Tag Archives: vortex line

Area of the symmetric difference of two disks

This post goes back to high school: the area $\delta_d$ of the symmetric difference of two $d$-dimensional disks when one center is shifted a little bit. Let’s start with $d=1$. So we have two intervals $[-r,r]$ and $[x-r,x+r]$. It is easy to see the symmetric difference is of length $\delta_1(x)=2x$.

Then we move to $d=2$: two disks $L$ and $R$ of radius $r$ and center distance $x=2a. So the angle $\theta(x)$ satisfies $\cos\theta=\frac{a}{r}$.

The symmetric difference is the union of $R\backslash L$ and $L\backslash R$, which have the same area: $\displaystyle (\pi-\theta)r^2+2x\sqrt{r^2-x^2}-\theta r^2=2(\frac{\pi}{2}-\arccos\frac{x}{r})r^2+2x\sqrt{r^2-x^2}$. Note that the limit
$\displaystyle \lim_{x\to0}\frac{\text{area}(\triangle)}{2a}=\lim_{a\to0}2\left(\frac{r^2}{\sqrt{1-\frac{a^2}{r^2}}}\cdot\frac{1}{r}+\sqrt{r^2-a^2}\right)=4r$.
So $\delta_2(x)\sim 4rx$.

I didn’t try for $d\ge3$. Looks like it will start with a linear term $2d r^{d-1}x$.

—————–

Now let ${\bf r}(t)=(a\cos t,\sin t)$ be an ellipse with $a>1$, and ${\bf r}'(t)=(-a\sin t,\cos t)$ be the tangent vector at ${\bf r}(t)$. Let $\omega$ be the angle from ${\bf j}=(0,1)$ to ${\bf r}'(t)$.
Let $s(t)=\int_0^t |{\bf r}'(u)|du$ be the arc-length parameter and $K(s)=|{\bf l}''(s)|$ be the curvature at ${\bf l}(s)={\bf r}(t(s))$. Alternatively we have $\displaystyle K(t)=\frac{a}{|{\bf r}'(t)|^{3}}$.

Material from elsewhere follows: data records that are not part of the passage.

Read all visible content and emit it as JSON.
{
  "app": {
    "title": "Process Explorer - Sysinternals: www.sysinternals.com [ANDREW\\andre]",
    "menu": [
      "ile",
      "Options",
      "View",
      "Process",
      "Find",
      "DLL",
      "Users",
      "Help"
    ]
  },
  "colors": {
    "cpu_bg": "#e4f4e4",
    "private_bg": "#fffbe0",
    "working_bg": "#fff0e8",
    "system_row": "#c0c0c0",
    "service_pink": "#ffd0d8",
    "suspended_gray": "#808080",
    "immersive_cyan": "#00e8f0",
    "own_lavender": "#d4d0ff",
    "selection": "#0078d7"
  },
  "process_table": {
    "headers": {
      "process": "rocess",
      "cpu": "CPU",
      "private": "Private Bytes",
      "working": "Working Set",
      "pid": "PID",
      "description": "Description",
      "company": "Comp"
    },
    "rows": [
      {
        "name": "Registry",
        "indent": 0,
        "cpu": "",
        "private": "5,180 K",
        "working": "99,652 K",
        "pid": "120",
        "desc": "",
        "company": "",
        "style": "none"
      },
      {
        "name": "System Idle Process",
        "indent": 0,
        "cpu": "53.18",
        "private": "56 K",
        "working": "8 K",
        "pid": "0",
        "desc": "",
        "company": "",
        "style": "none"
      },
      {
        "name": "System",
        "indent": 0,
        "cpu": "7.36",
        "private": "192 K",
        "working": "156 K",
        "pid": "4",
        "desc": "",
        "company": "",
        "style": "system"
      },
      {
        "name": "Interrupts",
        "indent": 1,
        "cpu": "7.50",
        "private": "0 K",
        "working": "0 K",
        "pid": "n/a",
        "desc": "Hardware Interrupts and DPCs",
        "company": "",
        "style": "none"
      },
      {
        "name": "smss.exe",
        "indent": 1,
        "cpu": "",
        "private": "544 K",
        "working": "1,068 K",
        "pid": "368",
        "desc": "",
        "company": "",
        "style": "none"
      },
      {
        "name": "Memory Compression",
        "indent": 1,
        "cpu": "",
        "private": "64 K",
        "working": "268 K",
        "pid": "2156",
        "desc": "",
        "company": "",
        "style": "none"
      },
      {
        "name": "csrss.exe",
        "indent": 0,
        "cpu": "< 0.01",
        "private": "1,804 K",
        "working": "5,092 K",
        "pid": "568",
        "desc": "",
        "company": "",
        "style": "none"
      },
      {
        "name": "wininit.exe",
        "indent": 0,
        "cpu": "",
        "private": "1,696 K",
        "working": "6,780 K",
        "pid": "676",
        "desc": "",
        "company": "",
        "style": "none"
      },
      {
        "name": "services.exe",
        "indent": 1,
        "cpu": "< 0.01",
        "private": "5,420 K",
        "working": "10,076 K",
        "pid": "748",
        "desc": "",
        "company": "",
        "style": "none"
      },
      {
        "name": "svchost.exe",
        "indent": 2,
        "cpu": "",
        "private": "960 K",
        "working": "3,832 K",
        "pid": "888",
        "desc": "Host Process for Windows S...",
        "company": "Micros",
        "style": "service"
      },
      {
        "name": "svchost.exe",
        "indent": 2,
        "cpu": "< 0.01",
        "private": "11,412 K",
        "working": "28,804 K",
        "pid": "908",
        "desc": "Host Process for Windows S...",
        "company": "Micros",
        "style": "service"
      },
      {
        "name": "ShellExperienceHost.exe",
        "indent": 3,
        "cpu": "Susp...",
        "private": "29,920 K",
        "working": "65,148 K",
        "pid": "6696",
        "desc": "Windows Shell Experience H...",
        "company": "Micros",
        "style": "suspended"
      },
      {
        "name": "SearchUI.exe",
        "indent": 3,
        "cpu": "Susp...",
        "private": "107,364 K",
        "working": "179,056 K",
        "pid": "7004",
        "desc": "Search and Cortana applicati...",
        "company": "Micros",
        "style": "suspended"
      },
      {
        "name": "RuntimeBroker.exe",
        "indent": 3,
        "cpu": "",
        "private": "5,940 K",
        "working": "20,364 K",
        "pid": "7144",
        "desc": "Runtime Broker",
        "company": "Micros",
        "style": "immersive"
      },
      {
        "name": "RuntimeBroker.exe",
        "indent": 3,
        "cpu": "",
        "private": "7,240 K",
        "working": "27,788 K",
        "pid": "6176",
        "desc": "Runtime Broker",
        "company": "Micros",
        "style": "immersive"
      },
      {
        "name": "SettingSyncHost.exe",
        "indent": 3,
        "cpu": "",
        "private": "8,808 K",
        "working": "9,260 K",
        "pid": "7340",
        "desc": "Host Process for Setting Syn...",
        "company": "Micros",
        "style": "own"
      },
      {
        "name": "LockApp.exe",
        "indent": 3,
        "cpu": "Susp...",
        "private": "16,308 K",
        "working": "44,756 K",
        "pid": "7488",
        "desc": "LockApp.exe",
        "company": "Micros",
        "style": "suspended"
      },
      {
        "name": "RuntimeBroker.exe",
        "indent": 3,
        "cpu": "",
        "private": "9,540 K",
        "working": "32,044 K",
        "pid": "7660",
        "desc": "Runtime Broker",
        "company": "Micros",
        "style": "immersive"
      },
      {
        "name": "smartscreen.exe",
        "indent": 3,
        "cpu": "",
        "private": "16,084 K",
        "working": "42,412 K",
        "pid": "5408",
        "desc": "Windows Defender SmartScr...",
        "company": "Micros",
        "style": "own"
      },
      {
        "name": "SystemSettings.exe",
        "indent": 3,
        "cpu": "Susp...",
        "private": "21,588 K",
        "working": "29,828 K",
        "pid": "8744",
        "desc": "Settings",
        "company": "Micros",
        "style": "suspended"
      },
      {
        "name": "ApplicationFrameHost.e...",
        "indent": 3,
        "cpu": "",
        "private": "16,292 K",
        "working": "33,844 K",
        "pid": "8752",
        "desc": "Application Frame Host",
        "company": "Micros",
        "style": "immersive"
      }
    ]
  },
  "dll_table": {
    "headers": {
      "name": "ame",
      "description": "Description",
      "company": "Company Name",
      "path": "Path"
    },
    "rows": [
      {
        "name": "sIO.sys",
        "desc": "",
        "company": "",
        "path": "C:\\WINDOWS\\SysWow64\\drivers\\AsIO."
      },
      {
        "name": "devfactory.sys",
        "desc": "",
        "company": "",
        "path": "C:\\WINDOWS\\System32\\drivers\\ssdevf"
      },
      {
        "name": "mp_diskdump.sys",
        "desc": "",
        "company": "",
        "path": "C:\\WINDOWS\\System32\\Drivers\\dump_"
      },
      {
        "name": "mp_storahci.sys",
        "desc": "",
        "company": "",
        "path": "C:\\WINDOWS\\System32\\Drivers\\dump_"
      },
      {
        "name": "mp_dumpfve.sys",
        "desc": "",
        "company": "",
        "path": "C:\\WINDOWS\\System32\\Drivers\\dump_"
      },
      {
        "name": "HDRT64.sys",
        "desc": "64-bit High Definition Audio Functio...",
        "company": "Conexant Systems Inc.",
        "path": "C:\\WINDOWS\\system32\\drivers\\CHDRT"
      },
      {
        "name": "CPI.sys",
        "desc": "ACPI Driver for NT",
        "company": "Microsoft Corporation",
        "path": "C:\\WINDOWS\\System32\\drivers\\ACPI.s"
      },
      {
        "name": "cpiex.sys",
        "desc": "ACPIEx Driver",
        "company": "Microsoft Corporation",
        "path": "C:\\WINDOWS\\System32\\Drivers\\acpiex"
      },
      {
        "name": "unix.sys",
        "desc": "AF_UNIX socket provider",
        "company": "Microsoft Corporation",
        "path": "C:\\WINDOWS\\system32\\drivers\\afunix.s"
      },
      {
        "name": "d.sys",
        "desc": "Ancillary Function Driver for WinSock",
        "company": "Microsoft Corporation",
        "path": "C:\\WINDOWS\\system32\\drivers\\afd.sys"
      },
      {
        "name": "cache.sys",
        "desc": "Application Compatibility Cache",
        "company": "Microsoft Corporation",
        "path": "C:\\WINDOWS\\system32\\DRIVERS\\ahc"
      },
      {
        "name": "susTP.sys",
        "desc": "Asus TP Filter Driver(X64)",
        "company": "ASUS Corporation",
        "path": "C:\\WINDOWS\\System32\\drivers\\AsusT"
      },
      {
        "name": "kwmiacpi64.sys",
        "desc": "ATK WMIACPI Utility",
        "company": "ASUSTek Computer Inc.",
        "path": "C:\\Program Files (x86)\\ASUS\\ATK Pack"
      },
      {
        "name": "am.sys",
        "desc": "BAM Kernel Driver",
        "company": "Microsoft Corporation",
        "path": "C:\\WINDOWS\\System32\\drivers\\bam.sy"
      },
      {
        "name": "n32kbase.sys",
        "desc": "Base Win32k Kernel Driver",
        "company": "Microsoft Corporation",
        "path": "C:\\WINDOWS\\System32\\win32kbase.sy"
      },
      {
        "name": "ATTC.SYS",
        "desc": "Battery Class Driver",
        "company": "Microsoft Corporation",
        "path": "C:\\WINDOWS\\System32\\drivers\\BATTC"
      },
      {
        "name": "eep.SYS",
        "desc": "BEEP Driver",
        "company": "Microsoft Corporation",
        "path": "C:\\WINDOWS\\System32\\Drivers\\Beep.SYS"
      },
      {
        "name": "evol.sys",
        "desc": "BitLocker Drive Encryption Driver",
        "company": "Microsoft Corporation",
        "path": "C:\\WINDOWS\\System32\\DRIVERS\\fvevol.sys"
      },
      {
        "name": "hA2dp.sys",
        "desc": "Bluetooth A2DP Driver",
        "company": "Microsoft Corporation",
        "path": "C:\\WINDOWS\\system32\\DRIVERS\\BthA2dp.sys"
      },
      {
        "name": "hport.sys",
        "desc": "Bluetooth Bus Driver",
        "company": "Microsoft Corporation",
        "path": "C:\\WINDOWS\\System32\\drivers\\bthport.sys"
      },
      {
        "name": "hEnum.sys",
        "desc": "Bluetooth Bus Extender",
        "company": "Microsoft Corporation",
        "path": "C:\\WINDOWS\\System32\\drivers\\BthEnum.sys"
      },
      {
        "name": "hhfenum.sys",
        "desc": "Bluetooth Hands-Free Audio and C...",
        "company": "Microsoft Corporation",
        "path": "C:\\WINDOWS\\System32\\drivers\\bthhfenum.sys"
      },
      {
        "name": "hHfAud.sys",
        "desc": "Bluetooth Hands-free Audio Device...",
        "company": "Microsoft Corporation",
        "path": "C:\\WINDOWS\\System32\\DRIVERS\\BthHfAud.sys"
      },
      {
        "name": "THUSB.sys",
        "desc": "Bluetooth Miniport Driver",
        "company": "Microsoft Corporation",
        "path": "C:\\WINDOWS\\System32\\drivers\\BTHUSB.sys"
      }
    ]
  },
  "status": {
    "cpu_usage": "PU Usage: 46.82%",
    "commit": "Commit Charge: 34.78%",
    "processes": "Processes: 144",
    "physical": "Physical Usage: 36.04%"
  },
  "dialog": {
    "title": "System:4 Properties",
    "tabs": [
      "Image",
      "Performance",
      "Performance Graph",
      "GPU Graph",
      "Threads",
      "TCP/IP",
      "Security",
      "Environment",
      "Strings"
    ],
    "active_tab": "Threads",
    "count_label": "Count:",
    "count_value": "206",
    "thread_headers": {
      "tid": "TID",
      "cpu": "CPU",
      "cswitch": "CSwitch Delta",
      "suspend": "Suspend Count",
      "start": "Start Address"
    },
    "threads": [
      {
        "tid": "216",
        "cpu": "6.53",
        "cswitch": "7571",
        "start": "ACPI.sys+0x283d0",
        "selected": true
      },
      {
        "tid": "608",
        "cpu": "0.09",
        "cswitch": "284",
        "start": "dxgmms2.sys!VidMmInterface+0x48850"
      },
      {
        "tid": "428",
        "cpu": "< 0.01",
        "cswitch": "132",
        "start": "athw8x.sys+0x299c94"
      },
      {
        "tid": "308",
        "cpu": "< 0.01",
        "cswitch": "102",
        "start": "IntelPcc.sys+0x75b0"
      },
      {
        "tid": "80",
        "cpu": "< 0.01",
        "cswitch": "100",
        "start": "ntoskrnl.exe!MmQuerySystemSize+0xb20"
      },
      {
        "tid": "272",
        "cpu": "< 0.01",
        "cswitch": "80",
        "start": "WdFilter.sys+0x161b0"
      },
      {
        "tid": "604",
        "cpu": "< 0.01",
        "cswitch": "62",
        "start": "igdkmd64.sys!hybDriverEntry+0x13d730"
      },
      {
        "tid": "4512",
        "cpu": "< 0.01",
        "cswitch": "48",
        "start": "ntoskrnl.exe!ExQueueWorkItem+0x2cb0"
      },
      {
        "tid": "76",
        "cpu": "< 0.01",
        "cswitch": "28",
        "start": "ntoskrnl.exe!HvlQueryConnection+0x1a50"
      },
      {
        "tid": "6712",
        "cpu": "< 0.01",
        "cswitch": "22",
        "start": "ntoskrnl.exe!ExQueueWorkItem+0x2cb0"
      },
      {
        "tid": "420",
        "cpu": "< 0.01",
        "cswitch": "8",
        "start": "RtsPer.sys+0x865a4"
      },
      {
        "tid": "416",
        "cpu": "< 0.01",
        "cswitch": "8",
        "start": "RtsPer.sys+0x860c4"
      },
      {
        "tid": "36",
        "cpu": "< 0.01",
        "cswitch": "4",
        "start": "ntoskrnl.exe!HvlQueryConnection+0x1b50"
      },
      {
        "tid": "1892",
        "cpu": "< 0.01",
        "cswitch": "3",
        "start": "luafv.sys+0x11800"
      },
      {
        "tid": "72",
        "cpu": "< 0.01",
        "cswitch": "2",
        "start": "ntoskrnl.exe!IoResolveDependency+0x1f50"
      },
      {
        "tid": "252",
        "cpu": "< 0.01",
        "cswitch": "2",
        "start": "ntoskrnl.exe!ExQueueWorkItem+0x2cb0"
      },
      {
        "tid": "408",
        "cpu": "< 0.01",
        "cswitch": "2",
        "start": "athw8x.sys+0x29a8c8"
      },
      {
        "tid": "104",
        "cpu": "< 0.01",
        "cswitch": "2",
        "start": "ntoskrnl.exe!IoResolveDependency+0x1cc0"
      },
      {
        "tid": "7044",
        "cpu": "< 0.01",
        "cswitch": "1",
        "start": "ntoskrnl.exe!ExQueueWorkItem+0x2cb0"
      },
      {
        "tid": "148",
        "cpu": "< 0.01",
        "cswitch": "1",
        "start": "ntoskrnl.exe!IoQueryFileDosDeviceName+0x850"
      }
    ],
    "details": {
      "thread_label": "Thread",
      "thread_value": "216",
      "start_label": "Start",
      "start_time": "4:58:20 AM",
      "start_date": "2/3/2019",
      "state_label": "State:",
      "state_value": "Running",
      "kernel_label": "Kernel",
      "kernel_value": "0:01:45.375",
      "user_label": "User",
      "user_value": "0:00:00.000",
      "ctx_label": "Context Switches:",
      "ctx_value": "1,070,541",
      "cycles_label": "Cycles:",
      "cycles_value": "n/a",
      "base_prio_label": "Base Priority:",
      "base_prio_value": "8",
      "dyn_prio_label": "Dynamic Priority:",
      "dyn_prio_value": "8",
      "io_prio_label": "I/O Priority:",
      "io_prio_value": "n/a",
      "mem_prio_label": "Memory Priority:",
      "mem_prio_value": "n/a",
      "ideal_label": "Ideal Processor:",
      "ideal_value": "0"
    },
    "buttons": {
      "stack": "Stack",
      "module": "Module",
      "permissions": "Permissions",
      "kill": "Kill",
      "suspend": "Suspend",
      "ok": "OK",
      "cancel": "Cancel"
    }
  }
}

The following explains the geometric meaning of curvature:

$\displaystyle K(s)=\frac{d\omega}{ds}$, or equivalently, $K(s)\cdot ds=d\omega$. $(\star)$.

Proof. Viewed as functions of $t$, it is easy to see that $(\star)$ is equivalent to $K(t)\cdot \frac{ds}{dt}=\frac{d\omega}{dt}$.

Note that $\displaystyle \cos\omega=\frac{{\bf r}'(t)\cdot {\bf j}}{|{\bf r}'(t)|}=\frac{\cos t}{|{\bf r}'(t)|}$. Taking derivatives with respect to $t$, we get
$\displaystyle -\sin\omega\cdot\frac{d\omega}{dt}=-\frac{a^2\sin t}{|{\bf r}'(t)|^3}$. Then $(\star)$ is equivalent to

$\displaystyle \frac{a}{|{\bf r}'(t)|^{3}}\cdot |{\bf r}'(t)|=\frac{a^2\sin t}{\sin\omega\cdot |{\bf r}'(t)|^3}$, or
$\displaystyle \sin\omega\cdot |{\bf r}'(t)|=a\sin t$. Note that $\displaystyle \sin^2\omega=1-\cos^2\omega=1-\frac{\cos^2 t}{|{\bf r}'(t)|^2}$. Therefore $\displaystyle \sin^2\omega\cdot |{\bf r}'(t)|^2= |{\bf r}'(t)|^2-\cos^2 t=a^2\sin^2 t$, which completes the verification.